Much of the hardship could be avoided if local governments and organizations became more efficient at paying out the millions of dollars in federal rental aid, said Mara Block, senior attorney for the Atlanta Legal Aid Society.

Advocates for the poor even before the pandemic spoke about the lack of affordable housing in the Atlanta metropolitan area. While housing construction focused on the wealthier, many low-income workers and renters spent more than a third of their income on housing – putting them on a financial tightrope.

Now many tenants owe months of rent – too much to quickly pay off, even if they get a job.

“For people who lived hand-to-mouth prior to the pandemic, losing a job or missing a paycheck can quickly get out of hand,” Block said.

Ashlee Reynolds, a single mother in Decatur, has not been able to afford her rent since March.
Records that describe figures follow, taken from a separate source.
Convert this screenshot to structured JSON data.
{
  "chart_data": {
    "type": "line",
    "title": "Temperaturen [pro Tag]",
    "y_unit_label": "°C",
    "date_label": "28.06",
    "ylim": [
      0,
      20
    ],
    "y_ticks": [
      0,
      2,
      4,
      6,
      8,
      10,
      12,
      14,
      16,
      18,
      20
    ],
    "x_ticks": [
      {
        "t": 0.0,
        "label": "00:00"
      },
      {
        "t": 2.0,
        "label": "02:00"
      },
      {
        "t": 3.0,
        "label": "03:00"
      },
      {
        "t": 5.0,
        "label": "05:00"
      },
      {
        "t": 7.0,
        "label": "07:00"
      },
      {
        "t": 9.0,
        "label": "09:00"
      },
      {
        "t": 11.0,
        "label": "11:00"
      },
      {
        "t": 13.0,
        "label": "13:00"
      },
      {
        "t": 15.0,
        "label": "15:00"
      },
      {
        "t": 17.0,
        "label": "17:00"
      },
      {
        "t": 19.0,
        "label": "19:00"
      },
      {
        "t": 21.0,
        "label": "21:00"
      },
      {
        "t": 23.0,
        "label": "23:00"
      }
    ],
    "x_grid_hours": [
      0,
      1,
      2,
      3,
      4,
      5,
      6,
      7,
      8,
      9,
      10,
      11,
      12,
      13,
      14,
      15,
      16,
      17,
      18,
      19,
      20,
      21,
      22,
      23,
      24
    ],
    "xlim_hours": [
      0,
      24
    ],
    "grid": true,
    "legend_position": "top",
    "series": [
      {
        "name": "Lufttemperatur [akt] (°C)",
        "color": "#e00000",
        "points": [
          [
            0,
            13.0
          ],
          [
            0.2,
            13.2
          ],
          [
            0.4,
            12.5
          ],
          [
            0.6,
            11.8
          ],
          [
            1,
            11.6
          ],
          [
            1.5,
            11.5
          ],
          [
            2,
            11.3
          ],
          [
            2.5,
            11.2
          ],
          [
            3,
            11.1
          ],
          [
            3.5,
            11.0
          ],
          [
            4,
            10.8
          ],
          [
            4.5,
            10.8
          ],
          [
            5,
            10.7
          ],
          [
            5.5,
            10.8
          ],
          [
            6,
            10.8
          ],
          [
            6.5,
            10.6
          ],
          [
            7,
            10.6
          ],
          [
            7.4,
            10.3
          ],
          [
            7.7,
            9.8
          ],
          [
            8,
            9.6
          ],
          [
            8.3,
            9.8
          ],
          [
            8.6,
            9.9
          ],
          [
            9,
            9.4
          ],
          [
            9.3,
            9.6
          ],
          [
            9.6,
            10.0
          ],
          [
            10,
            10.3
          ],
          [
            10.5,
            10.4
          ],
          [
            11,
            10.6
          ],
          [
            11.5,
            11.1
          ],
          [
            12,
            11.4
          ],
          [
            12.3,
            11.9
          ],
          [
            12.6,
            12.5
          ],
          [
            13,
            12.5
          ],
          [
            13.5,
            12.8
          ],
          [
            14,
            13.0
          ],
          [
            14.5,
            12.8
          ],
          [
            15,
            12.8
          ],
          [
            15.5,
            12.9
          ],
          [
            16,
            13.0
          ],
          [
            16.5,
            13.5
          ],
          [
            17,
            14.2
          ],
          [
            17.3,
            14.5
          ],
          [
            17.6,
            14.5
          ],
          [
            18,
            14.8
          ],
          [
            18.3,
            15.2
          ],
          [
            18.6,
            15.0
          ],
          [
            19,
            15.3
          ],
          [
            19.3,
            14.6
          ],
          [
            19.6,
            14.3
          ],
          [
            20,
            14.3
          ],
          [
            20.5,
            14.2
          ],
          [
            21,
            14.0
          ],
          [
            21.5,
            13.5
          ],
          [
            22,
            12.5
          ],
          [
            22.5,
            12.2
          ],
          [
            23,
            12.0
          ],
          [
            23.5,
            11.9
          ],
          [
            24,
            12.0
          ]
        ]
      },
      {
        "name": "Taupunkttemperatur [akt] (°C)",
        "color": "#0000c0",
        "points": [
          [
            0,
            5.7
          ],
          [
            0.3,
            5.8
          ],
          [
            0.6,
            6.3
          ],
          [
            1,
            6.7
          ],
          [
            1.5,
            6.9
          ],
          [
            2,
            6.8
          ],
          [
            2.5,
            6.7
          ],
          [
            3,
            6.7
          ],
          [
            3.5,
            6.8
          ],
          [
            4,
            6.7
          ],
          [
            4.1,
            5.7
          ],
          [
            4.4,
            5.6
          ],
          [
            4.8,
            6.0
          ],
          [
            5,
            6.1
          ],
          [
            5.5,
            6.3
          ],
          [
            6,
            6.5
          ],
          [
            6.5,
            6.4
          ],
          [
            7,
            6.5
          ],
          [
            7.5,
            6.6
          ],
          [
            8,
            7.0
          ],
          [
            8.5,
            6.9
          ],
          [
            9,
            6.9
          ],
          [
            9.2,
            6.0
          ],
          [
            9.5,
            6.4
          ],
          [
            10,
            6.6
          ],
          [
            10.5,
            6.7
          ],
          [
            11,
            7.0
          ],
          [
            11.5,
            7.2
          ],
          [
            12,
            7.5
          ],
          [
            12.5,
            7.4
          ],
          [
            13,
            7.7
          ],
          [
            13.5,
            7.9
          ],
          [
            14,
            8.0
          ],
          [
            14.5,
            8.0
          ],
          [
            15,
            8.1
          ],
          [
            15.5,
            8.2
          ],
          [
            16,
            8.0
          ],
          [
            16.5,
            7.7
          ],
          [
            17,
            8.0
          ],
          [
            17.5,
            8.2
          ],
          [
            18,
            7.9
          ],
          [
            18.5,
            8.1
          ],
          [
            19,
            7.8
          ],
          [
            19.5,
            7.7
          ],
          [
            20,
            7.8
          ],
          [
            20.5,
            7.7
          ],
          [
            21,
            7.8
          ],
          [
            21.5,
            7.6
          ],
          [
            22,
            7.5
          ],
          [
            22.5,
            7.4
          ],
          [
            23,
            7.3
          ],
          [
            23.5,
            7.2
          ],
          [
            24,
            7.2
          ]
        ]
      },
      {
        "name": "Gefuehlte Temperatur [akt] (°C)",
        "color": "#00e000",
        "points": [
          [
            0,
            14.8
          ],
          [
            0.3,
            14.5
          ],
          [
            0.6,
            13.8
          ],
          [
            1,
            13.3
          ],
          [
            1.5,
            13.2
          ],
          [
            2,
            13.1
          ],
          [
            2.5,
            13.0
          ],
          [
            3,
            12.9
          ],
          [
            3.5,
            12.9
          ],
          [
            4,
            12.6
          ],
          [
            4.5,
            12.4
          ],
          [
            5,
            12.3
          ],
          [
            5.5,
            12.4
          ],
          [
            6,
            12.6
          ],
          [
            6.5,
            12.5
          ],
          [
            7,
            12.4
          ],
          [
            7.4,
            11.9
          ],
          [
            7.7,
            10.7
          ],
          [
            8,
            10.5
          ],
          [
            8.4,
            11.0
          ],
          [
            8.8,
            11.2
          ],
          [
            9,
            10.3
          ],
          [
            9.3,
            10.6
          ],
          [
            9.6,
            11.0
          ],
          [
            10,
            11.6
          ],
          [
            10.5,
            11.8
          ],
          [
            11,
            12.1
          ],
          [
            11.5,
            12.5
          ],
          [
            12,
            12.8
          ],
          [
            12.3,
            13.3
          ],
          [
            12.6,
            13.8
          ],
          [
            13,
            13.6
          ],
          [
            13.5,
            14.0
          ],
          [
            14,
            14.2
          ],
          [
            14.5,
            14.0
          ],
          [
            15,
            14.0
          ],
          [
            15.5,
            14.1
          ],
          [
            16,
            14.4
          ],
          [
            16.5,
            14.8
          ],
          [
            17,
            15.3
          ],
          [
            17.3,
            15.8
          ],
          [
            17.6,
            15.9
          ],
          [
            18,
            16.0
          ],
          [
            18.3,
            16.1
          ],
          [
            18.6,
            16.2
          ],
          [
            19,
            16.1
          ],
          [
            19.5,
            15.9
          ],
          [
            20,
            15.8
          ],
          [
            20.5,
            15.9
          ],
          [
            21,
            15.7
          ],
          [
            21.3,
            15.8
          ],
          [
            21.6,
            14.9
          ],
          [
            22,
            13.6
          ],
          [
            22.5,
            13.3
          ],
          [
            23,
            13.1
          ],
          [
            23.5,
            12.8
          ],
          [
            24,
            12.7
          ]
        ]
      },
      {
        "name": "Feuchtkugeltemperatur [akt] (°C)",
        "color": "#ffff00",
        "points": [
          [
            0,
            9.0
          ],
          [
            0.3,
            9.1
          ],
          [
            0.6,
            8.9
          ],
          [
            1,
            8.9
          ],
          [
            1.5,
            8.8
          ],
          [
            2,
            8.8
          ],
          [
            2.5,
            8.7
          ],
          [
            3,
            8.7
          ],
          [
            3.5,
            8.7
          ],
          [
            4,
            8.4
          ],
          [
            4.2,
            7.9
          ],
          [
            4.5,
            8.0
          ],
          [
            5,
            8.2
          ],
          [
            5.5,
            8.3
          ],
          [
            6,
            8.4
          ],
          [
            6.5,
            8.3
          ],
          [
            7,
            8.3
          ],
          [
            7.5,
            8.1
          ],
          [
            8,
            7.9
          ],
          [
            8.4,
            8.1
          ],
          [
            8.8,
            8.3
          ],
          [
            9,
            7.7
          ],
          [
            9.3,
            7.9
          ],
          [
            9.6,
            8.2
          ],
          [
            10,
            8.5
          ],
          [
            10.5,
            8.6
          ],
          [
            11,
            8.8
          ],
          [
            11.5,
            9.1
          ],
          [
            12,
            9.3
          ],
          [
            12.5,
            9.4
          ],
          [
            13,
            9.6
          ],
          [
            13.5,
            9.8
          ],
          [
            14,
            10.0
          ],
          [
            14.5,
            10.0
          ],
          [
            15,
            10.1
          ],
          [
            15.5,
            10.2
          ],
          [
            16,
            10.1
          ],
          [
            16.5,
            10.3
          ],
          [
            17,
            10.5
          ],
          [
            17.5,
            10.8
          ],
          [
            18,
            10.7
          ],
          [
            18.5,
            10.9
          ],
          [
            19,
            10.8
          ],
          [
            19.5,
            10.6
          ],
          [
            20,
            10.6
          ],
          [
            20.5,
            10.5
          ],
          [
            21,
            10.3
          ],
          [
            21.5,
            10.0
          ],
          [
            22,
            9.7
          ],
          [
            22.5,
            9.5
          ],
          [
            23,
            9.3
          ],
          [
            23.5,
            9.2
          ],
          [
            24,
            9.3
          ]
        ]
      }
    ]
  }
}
When she tried to make partial payments, the owners only took the full amount.

As a receptionist in a doctor’s office, she lost her paycheck for months when the practice was closed. When she was behind on her $ 1,200 rent, the landlord added $ 5 for every day she was late.

Months after her application, the rental support money was received and an agreement was reached. The government will pay about $ 11,100 – 60% of their subsequent rent, plus August and September, according to legal aid attorney Lindsey Siegel, who Reynolds negotiated with her landlord.

Reynolds pays the rest.

“I tried to keep a positive face for my children,” she said. “We were just so far behind.”

Here are the steps for eviction for nonpayment:

  • Landlord demands payment.
  • Landlord applies for eviction, asks the judge to issue a possession order.
  • A notification is sent to the tenant by a sheriff, a special process server or a pinned notification.
  • The tenant has seven days to respond or a judge will order the eviction.
  • If the tenant submits a response, a trial appointment will be set
  • Judges often encourage mediation. But if there is a lawsuit and the tenant loses, the tenant has seven days to move out.
  • If the renter does not move out, the landlord will ask a marshal to set a “suspension date”.

More details

  • How long does it take to vacate a tenant? It was not long ago in Georgia compared to countries with stronger tenant protection. “Before COVID-19, 28 days would be quick, but not uncommon,” said Mara Block, senior attorney for the Atlanta Legal Aid Society in DeKalb County.
  • What are the effects of an eviction? Eviction affects a consumer’s creditworthiness, which often makes borrowing more expensive. Also, many landlords do not rent to someone who was previously evicted.
  • Are further negotiations possible after an eviction order? Yes. Tenants and landlords can make a new agreement that legally changes the eviction order. And when a tenant offers to pay and a landlord accepts the money, that’s legally a new agreement. Lawyers say many renters and landlords fail to realize that in some countries, once the landlord takes money, it can become an obstacle to eviction.